4. Hoe beoordeelt de Raad het feit dat inwoners van andere lidstaten dan de lidstaat waar de bijeenkomst plaatsvindt worden achtergesteld in hun mogelijkheden om ter plekke hun mening te uiten, als gevolg van het feit dat zij eerst een van de binnengrenzen van de Europese Unie moeten overschrijden?

5. Zijn de binnengrenzen van de Europese Unie wel open voor goederen en diensten, maar niet voor demonstranten?
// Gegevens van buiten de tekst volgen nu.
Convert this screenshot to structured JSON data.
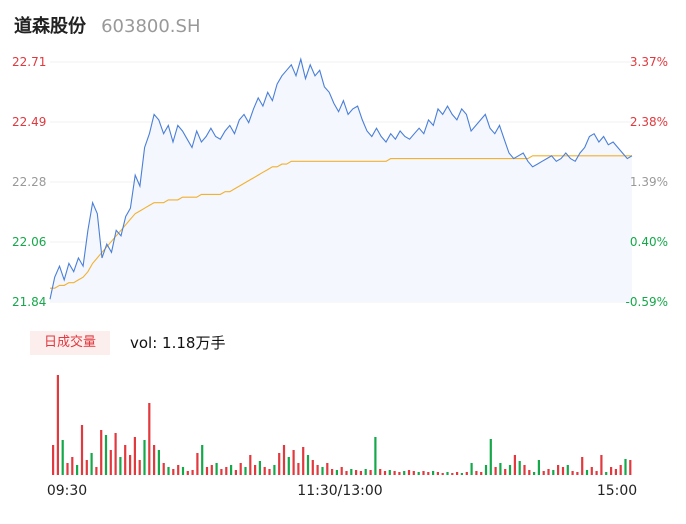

6. Kan de Raad garanderen dat dit de laatste keer is geweest dat dergelijke beperkingen worden opgelegd aan de participatie van geïnteresseerde inwoners van lidstaten van de Europese Unie in het democratische proces van publieke voorbereiding van de besluitvorming?

Antwoord

(7 mei 2001)

De Raad attendeert het geachte parlementslid op artikel 2, lid 2, van de Schengenuitvoeringsovereenkomst, waarin wordt bepaald dat, wanneer de openbare orde of de nationale veiligheid vergen dat onverwijld wordt opgetreden, een lidstaat kan besluiten dat gedurende een beperkte periode aan de binnengrenzen nationale grenscontroles worden uitgeoefend.

De Raad wijst ook op de mogelijkheid dat het vrije verkeer van personen uit hoofde van het Verdrag tot oprichting van de Europese Gemeenschap (VEG) en de uitoefening van de grondrechten gewaarborgd door het Europees Verdrag tot bescherming van de rechten van de mens (EVRM), in sommige gevallen wordt beperkt (zie artikel 64, lid 1, van het VEG en de artikelen 10, lid 2, en 11, lid 2, van het EVRM).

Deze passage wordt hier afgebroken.